Llogiq on stuff

Shave Some Time From Your Travis Builds

A lot of projects in the Rustoshpere use travis for their continuous integration (CI) builds. The idea behind this is that you let them build on every PR and thus can see if something fails before merging, theoretically allowing you to keep a working master at all times (I say theoretically, because even that may fail in the face of changing dependencies, but they’re rare for normal projects unlike unstable compiler plugins like clippy).

Travis is a Berlin/Germany-based company that thrives by selling their CI build superpowers to companies and giving open source projects free access to their build platforms. Having used their services for most of my projects, I can attest to their general awesomeness. The way you setup their build is to register with their service and add a travis.yml file into your project containing the setup. For Rust projects, the minimum file will be:

language: Rust

That is enough to get you a plain build+test cycle. Travis can also be configured to upload docs (see Huon Wilson’s travis-cargo), or do whatever you would do in a shell. Good stuff.
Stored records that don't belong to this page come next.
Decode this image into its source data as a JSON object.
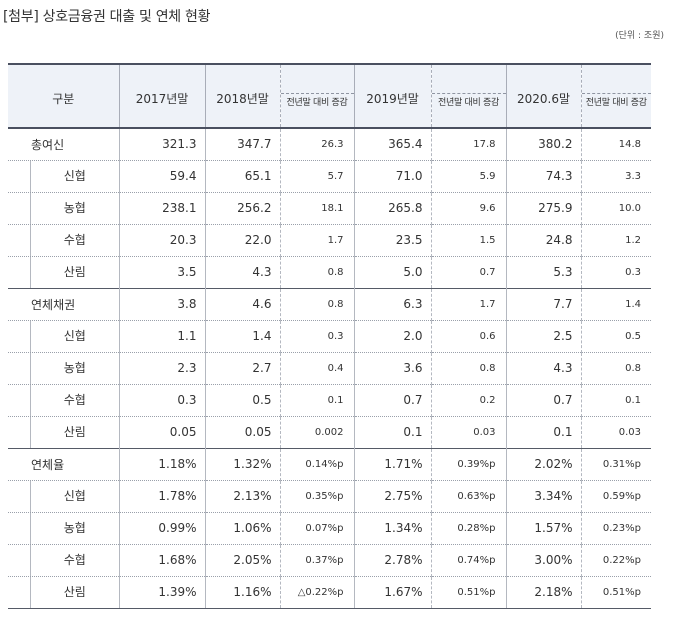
{
  "title": "[첨부] 상호금융권 대출 및 연체 현황",
  "unit": "(단위 : 조원)",
  "header": {
    "category": "구분",
    "years": [
      "2017년말",
      "2018년말",
      "2019년말",
      "2020.6말"
    ],
    "change_label": "전년말 대비 증감"
  },
  "rows": [
    {
      "label": "총여신",
      "level": "main",
      "v2017": "321.3",
      "v2018": "347.7",
      "c2018": "26.3",
      "v2019": "365.4",
      "c2019": "17.8",
      "v2020": "380.2",
      "c2020": "14.8"
    },
    {
      "label": "신협",
      "level": "sub",
      "v2017": "59.4",
      "v2018": "65.1",
      "c2018": "5.7",
      "v2019": "71.0",
      "c2019": "5.9",
      "v2020": "74.3",
      "c2020": "3.3"
    },
    {
      "label": "농협",
      "level": "sub",
      "v2017": "238.1",
      "v2018": "256.2",
      "c2018": "18.1",
      "v2019": "265.8",
      "c2019": "9.6",
      "v2020": "275.9",
      "c2020": "10.0"
    },
    {
      "label": "수협",
      "level": "sub",
      "v2017": "20.3",
      "v2018": "22.0",
      "c2018": "1.7",
      "v2019": "23.5",
      "c2019": "1.5",
      "v2020": "24.8",
      "c2020": "1.2"
    },
    {
      "label": "산림",
      "level": "sub",
      "v2017": "3.5",
      "v2018": "4.3",
      "c2018": "0.8",
      "v2019": "5.0",
      "c2019": "0.7",
      "v2020": "5.3",
      "c2020": "0.3"
    },
    {
      "label": "연체채권",
      "level": "main",
      "v2017": "3.8",
      "v2018": "4.6",
      "c2018": "0.8",
      "v2019": "6.3",
      "c2019": "1.7",
      "v2020": "7.7",
      "c2020": "1.4"
    },
    {
      "label": "신협",
      "level": "sub",
      "v2017": "1.1",
      "v2018": "1.4",
      "c2018": "0.3",
      "v2019": "2.0",
      "c2019": "0.6",
      "v2020": "2.5",
      "c2020": "0.5"
    },
    {
      "label": "농협",
      "level": "sub",
      "v2017": "2.3",
      "v2018": "2.7",
      "c2018": "0.4",
      "v2019": "3.6",
      "c2019": "0.8",
      "v2020": "4.3",
      "c2020": "0.8"
    },
    {
      "label": "수협",
      "level": "sub",
      "v2017": "0.3",
      "v2018": "0.5",
      "c2018": "0.1",
      "v2019": "0.7",
      "c2019": "0.2",
      "v2020": "0.7",
      "c2020": "0.1"
    },
    {
      "label": "산림",
      "level": "sub",
      "v2017": "0.05",
      "v2018": "0.05",
      "c2018": "0.002",
      "v2019": "0.1",
      "c2019": "0.03",
      "v2020": "0.1",
      "c2020": "0.03"
    },
    {
      "label": "연체율",
      "level": "main",
      "v2017": "1.18%",
      "v2018": "1.32%",
      "c2018": "0.14%p",
      "v2019": "1.71%",
      "c2019": "0.39%p",
      "v2020": "2.02%",
      "c2020": "0.31%p"
    },
    {
      "label": "신협",
      "level": "sub",
      "v2017": "1.78%",
      "v2018": "2.13%",
      "c2018": "0.35%p",
      "v2019": "2.75%",
      "c2019": "0.63%p",
      "v2020": "3.34%",
      "c2020": "0.59%p"
    },
    {
      "label": "농협",
      "level": "sub",
      "v2017": "0.99%",
      "v2018": "1.06%",
      "c2018": "0.07%p",
      "v2019": "1.34%",
      "c2019": "0.28%p",
      "v2020": "1.57%",
      "c2020": "0.23%p"
    },
    {
      "label": "수협",
      "level": "sub",
      "v2017": "1.68%",
      "v2018": "2.05%",
      "c2018": "0.37%p",
      "v2019": "2.78%",
      "c2019": "0.74%p",
      "v2020": "3.00%",
      "c2020": "0.22%p"
    },
    {
      "label": "산림",
      "level": "sub",
      "v2017": "1.39%",
      "v2018": "1.16%",
      "c2018": "△0.22%p",
      "v2019": "1.67%",
      "c2019": "0.51%p",
      "v2020": "2.18%",
      "c2020": "0.51%p"
    }
  ]
}
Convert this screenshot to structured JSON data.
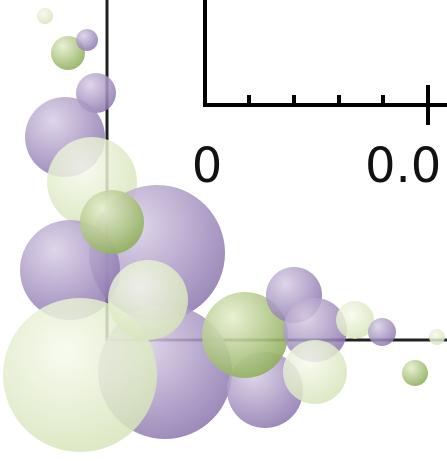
{
  "axis_labels": [
    "0",
    "0.0"
  ]
}
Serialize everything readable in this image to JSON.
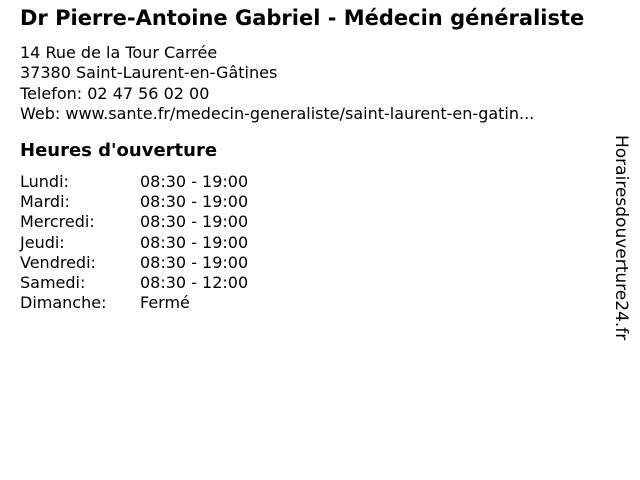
{
  "header": {
    "title": "Dr Pierre-Antoine Gabriel - Médecin généraliste",
    "address_line1": "14 Rue de la Tour Carrée",
    "address_line2": "37380 Saint-Laurent-en-Gâtines",
    "phone_line": "Telefon: 02 47 56 02 00",
    "web_line": "Web: www.sante.fr/medecin-generaliste/saint-laurent-en-gatin..."
  },
  "hours": {
    "heading": "Heures d'ouverture",
    "rows": [
      {
        "day": "Lundi:",
        "time": "08:30 - 19:00"
      },
      {
        "day": "Mardi:",
        "time": "08:30 - 19:00"
      },
      {
        "day": "Mercredi:",
        "time": "08:30 - 19:00"
      },
      {
        "day": "Jeudi:",
        "time": "08:30 - 19:00"
      },
      {
        "day": "Vendredi:",
        "time": "08:30 - 19:00"
      },
      {
        "day": "Samedi:",
        "time": "08:30 - 12:00"
      },
      {
        "day": "Dimanche:",
        "time": "Fermé"
      }
    ]
  },
  "branding": {
    "site": "Horairesdouverture24.fr"
  },
  "colors": {
    "text": "#000000",
    "background": "#ffffff"
  }
}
However, all that awesome power for free can make one forget that they have to burn cycles to build our stuff, and also the less time it takes to build the faster we can merge new features into our projects. So there’s some motivation to make the builds perform as fast as possible. Here are three general hints to make the builds fast:

1. Use container-based builds if possible

Unless you need to be root (and if you do, you may want to stop and think if you can change your build to remove that requirement) you can add sudo: false to your .travis.yml. This will speed up your build considerably (although I don’t have numbers, I remember noticing the speedup when making the switch for optional).

2. Cache cargo dependencies

With the line cache: cargo in your .travis.yml, travis will remember the contents of $HOME/.cargo and $TRAVIS_BUILD_DIR/target, so that you only need to recompile dependencies if they or the compiler were upgraded. For some dependency-heavy projects, this can make quite the difference.

3. Only build what you need

If you just want to test, you don’t need a release build (unless your tests are so massive that running them from a debug build is slower than building a release build + running them there). If you want to benchmark, you don’t need a debug build (you can cargo test --release to stop building two separate builds). Know what compiler/cargo flags change build behavior. For example, -C debug-assertions=on enables debug assertions (including integer overflow checking) even on release builds. To reliably do this with cargo, you can call cargo * --verbose (where * is any of the other commands, usually build, test or doc) and copy the respective rustc commands into your build. You can then use cargo rustc -- .. to add the same flags to your build when using cargo.